During the search procedure as such, the authority responsible for the search (ISA) may forward comments to the International Office in Geneva and to the applicant, particularly in cases involving questions of lack of unity in the invention. Communications with the International Office in Geneva must be in French or English only.
An international search report is next sent to the applicant and to the International Office in Geneva, which translates it into English, in the event that the international application is published in a language other than English.
After studying the search report, the applicant has one opportunity to modify the claims in his application, by sending the modified claims to the International Office in Geneva.
The International Office in Geneva transmits the International application to all the designated Offices, together with the search report, which is accompanied if necessary by its English translation. The International Office publishes the International application and the search report. The publication cannot occur earlier than 18 months after the priority date of the application.
e) Optional preliminary examination
The applicant may request the issuance of a preliminary examination report in the form of a non-binding opinion, covering the following three points:
f) National or regional procedure
The national or regional procedure begins in each national or regional patent Office after the end of the search phase (in the designated Offices) or after the end of the examination phase (in the elected Offices). The applicant must transmit to each of the designated Office a translation of the international application in the official language of the country in question, and pay the national filing fees to the designated patent Offices. These formalities must be performed within a maximum time period of 30 months following the priority date applicable to the international application (or 321 months for the EPO).

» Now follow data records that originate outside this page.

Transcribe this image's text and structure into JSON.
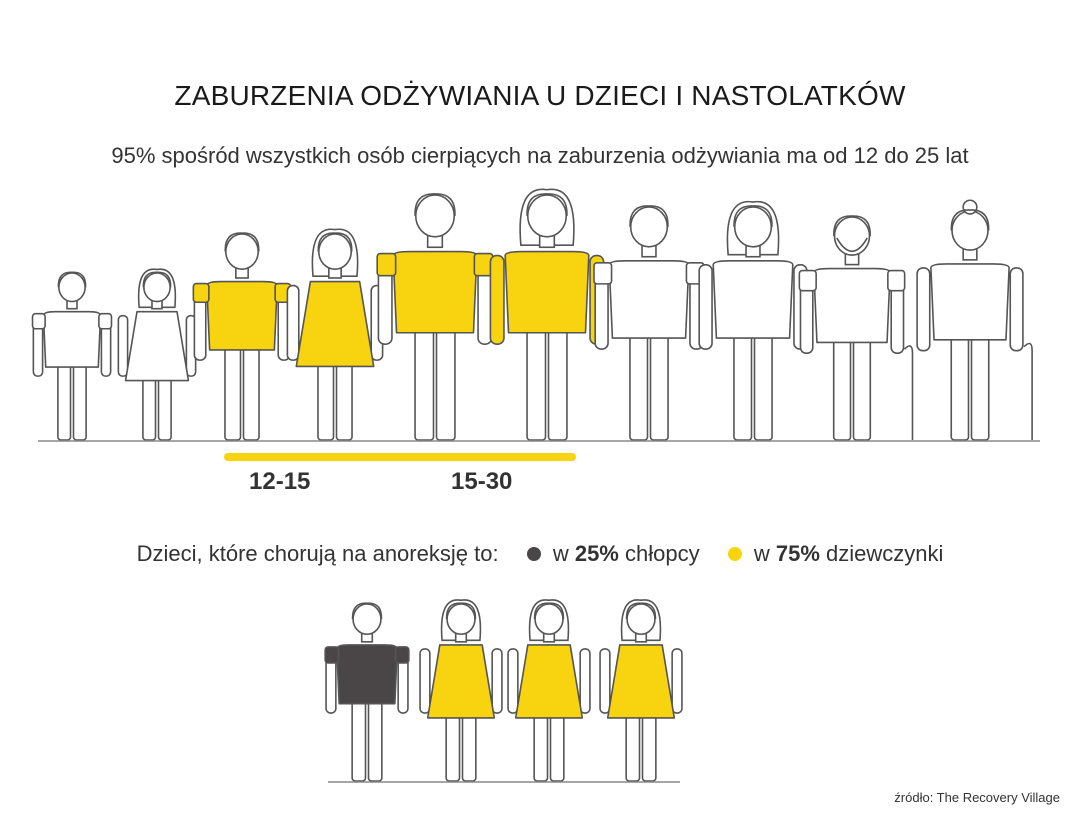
{
  "title": "ZABURZENIA ODŻYWIANIA U DZIECI I NASTOLATKÓW",
  "subtitle": "95% spośród wszystkich osób cierpiących na zaburzenia odżywiania ma od 12 do 25 lat",
  "colors": {
    "highlight": "#f7d40f",
    "boy_dark": "#4a4648",
    "outline": "#555555",
    "fill": "#ffffff"
  },
  "age_figures": [
    {
      "kind": "child-boy",
      "highlighted": false
    },
    {
      "kind": "child-girl",
      "highlighted": false
    },
    {
      "kind": "teen-boy",
      "highlighted": true
    },
    {
      "kind": "teen-girl",
      "highlighted": true
    },
    {
      "kind": "young-man",
      "highlighted": true
    },
    {
      "kind": "young-woman",
      "highlighted": true
    },
    {
      "kind": "man",
      "highlighted": false
    },
    {
      "kind": "woman",
      "highlighted": false
    },
    {
      "kind": "old-man-cane",
      "highlighted": false
    },
    {
      "kind": "old-woman-cane",
      "highlighted": false
    }
  ],
  "age_ranges": [
    "12-15",
    "15-30"
  ],
  "legend": {
    "prefix": "Dzieci, które chorują na anoreksję to:",
    "boys": {
      "pre": "w",
      "pct": "25%",
      "label": "chłopcy",
      "share": 0.25
    },
    "girls": {
      "pre": "w",
      "pct": "75%",
      "label": "dziewczynki",
      "share": 0.75
    }
  },
  "anorexia_figures": [
    {
      "kind": "boy",
      "color": "dark"
    },
    {
      "kind": "girl",
      "color": "highlight"
    },
    {
      "kind": "girl",
      "color": "highlight"
    },
    {
      "kind": "girl",
      "color": "highlight"
    }
  ],
  "source": "źródło: The Recovery Village"
}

In some countries among which are France, Belgium and Netherlands a national patent shall not be obtainable through the PCT system.
The designation of one of those countries in an international application is deemed to be a request for grant of a European Patent, governed by the Munich Convention (Euro PCT application).
The Applicant who wishes to obtain a national patent in those countries, must necessarily file a national patent application and not make use of the PCT system.
Those applications result from the entry into the European regional phase of PCT application filed outside Europe.
The "regional" or "national" phase at the EPO of PCT applications must be engaged within 31 months of the priority date.
The European patent application generally follows the examination and granting procedure of the EPO and is called a "Euro PCT" application. The following specific features can be noted.
1) Designation fees
In the PCT application, all the countries of the EPC are designated at once. When the regional phase of the Euro PCT application is engaged, designations of specific countries of the EPC together with payment of the individual designation fees must be performed within a time period of 31 months from the priority date.
It is also possible to pay extension fees for some European Countries in which the European patent protection can be extended within the same time period. The list of the contracting states of the EPC and the countries for which the European patent protection can be extended, is available on the web site:
2) Supplemental search
If the international search has not been performed by the EPO, a supplemental search report is issued by the EPO and a corresponding fee must be paid.
3) Examination request
A request for the examination by the EPO must be made within 6 months of publication of the international search report. Usually, this examination request must therefore be filed at the time of engaging the regional phase at the EPO. The examination fee must be paid at the same time.
During examination, the Examiner will rely upon the international preliminary examination report, particularly if the EPO acted as IPEA in which case the European examiner will normally be the same one who drafted said report.